39. The method according to any one of claims 35 to 38, wherein the Plasmodium sp. is Plasmodium vixax.

40. Use of the synthetic antigen according to any one of claims 1 to 22, the polynucleotide of claim 22, the vector of claim 23, the cell of claim 24, or the composition according to any one of claims 27 to 29 in the manufacture of a medicament for raising an immune response.

41. Use of the synthetic antigen according to any one of claims 1 to 22, the polynucleotide of claim 22, the vector of claim 23, the cell of claim 24, or the composition according to any one of claims 27 to 29 in the manufacture of a medicament for treating or preventing Plasmodium sp. infection in a subject.

42. A method for selecting a synthetic antigen which binds an &nA-Plasmodium sp. reticulocyte binding protein 2b (RBP2b) antibody, the method comprising i) producing a synthetic antigen according to any one of claims 1 to 22, ii) determining if the synthetic antigen binds the anti-RBP2b antibody, and iii) selecting the synthetic antigen if it binds the anti-RBP2b antibody.

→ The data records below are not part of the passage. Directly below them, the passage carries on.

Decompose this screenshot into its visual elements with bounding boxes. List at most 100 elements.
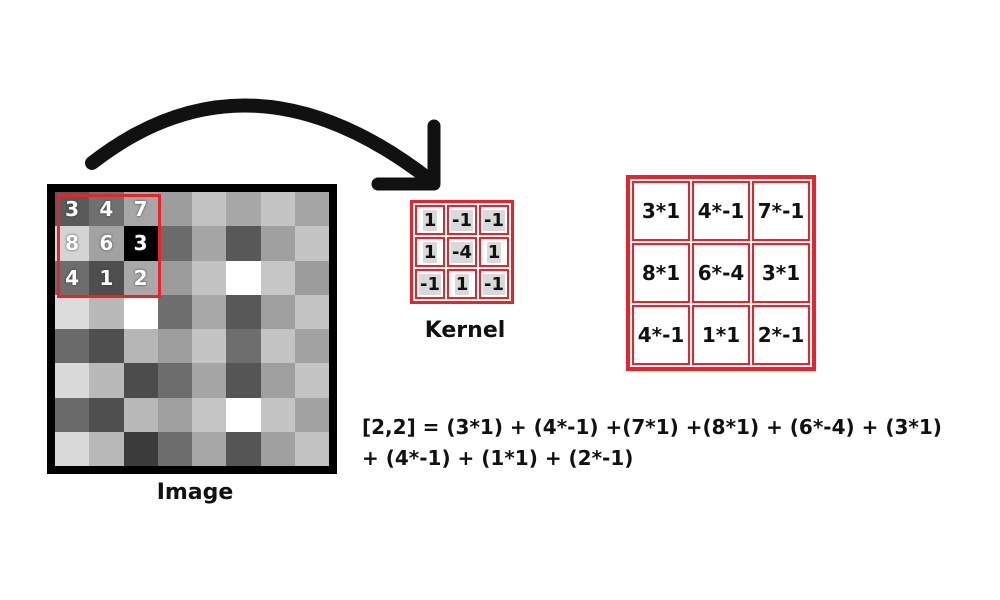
- image-pixel: [260, 260, 295, 295]
- image-pixel: [226, 329, 261, 364]
- image-pixel: [260, 397, 295, 432]
- image-pixel: [226, 431, 261, 466]
- kernel-value: 1: [486, 241, 502, 263]
- image-pixel: [55, 397, 90, 432]
- convolution-formula: [2,2] = (3*1) + (4*-1) +(7*1) +(8*1) + (…: [362, 412, 982, 474]
- image-pixel: 3: [123, 226, 158, 261]
- image-pixel: [226, 294, 261, 329]
- image-pixel: 6: [89, 226, 124, 261]
- image-pixel: 4: [89, 192, 124, 227]
- product-cell: 1*1: [692, 305, 750, 365]
- image-pixel: [192, 226, 227, 261]
- product-cell: 2*-1: [752, 305, 810, 365]
- formula-line-2: + (4*-1) + (1*1) + (2*-1): [362, 446, 634, 470]
- kernel-caption: Kernel: [424, 318, 506, 343]
- image-pixel: [157, 397, 192, 432]
- image-pixel: [260, 431, 295, 466]
- image-pixel: 4: [55, 260, 90, 295]
- image-pixel: [294, 397, 329, 432]
- image-pixel: [226, 260, 261, 295]
- image-pixel: [192, 260, 227, 295]
- kernel-value: -1: [419, 273, 441, 295]
- kernel-value: -1: [483, 209, 505, 231]
- image-pixel: [157, 431, 192, 466]
- image-pixel: [294, 363, 329, 398]
- image-pixel: [55, 329, 90, 364]
- image-pixel: [294, 294, 329, 329]
- product-cell: 8*1: [632, 243, 690, 303]
- image-pixel: [157, 260, 192, 295]
- kernel-cell: -4: [447, 237, 477, 267]
- product-matrix: 3*1 4*-1 7*-1 8*1 6*-4 3*1 4*-1 1*1 2*-1: [626, 175, 816, 371]
- image-pixel: 3: [55, 192, 90, 227]
- kernel-cell: -1: [479, 269, 509, 299]
- image-pixel: [294, 226, 329, 261]
- image-pixel: [260, 294, 295, 329]
- image-pixel: [260, 363, 295, 398]
- kernel-matrix: 1 -1 -1 1 -4 1 -1 1 -1: [410, 200, 514, 304]
- image-pixel: [294, 431, 329, 466]
- image-pixel: [192, 329, 227, 364]
- image-pixel: [192, 363, 227, 398]
- kernel-cell: 1: [415, 205, 445, 235]
- image-pixel: [157, 363, 192, 398]
- image-pixel: [89, 294, 124, 329]
- image-pixel: [294, 329, 329, 364]
- kernel-cell: -1: [415, 269, 445, 299]
- image-pixel: [89, 397, 124, 432]
- image-pixel: [123, 363, 158, 398]
- image-pixel: [192, 192, 227, 227]
- image-pixel: [55, 363, 90, 398]
- product-cell: 7*-1: [752, 181, 810, 241]
- product-cell: 4*-1: [632, 305, 690, 365]
- formula-line-1: [2,2] = (3*1) + (4*-1) +(7*1) +(8*1) + (…: [362, 415, 942, 439]
- kernel-cell: 1: [447, 269, 477, 299]
- image-pixel: [192, 397, 227, 432]
- image-pixel: [192, 431, 227, 466]
- image-pixel: [226, 397, 261, 432]
- kernel-value: 1: [422, 241, 438, 263]
- product-cell: 3*1: [632, 181, 690, 241]
- image-pixel: [89, 363, 124, 398]
- image-pixel: [123, 329, 158, 364]
- image-pixel: [157, 294, 192, 329]
- image-pixel: [123, 294, 158, 329]
- product-cell: 3*1: [752, 243, 810, 303]
- product-cell: 6*-4: [692, 243, 750, 303]
- image-pixel: [226, 363, 261, 398]
- image-pixel: [157, 329, 192, 364]
- image-pixel: [226, 192, 261, 227]
- kernel-cell: -1: [479, 205, 509, 235]
- image-pixel: [294, 192, 329, 227]
- kernel-value: -1: [451, 209, 473, 231]
- image-pixel: 8: [55, 226, 90, 261]
- image-caption: Image: [156, 480, 234, 505]
- image-pixel: 1: [89, 260, 124, 295]
- kernel-value: 1: [422, 209, 438, 231]
- kernel-value: -4: [451, 241, 473, 263]
- image-pixel: [294, 260, 329, 295]
- kernel-value: 1: [454, 273, 470, 295]
- kernel-cell: 1: [479, 237, 509, 267]
- kernel-value: -1: [483, 273, 505, 295]
- image-pixel: [123, 431, 158, 466]
- image-pixel: 7: [123, 192, 158, 227]
- image-pixel: [226, 226, 261, 261]
- kernel-cell: 1: [415, 237, 445, 267]
- kernel-cell: -1: [447, 205, 477, 235]
- image-pixel: 2: [123, 260, 158, 295]
- image-pixel: [157, 226, 192, 261]
- image-pixel: [260, 329, 295, 364]
- image-pixel: [55, 294, 90, 329]
- image-pixel: [89, 431, 124, 466]
- image-pixel: [55, 431, 90, 466]
- image-pixel: [157, 192, 192, 227]
- image-pixel: [260, 226, 295, 261]
- image-pixel: [260, 192, 295, 227]
- product-cell: 4*-1: [692, 181, 750, 241]
- receptive-field-highlight: [57, 194, 161, 298]
- image-pixel: [192, 294, 227, 329]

43. The method of claim 42 which further comprises expressing the synthetic antigen in a cell and determining if more antigen is produced when compared to a corresponding wild type antigen produced under the same conditions.

44. The method of claim 42 or claim 43 which further comprises detecting the thermostability of the synthetic antigen, and step iii) comprises selecting the synthetic antigen if it has a higher thermostability when compared to a corresponding wild type antigen.

45. The method according to any one of claims 42 to 44 which further comprises detecting the affinity of the synthetic antigen-antibody binding, and step iii) comprises selecting the synthetic antigen if it has a higher affinity when compared to a corresponding wild type antigen.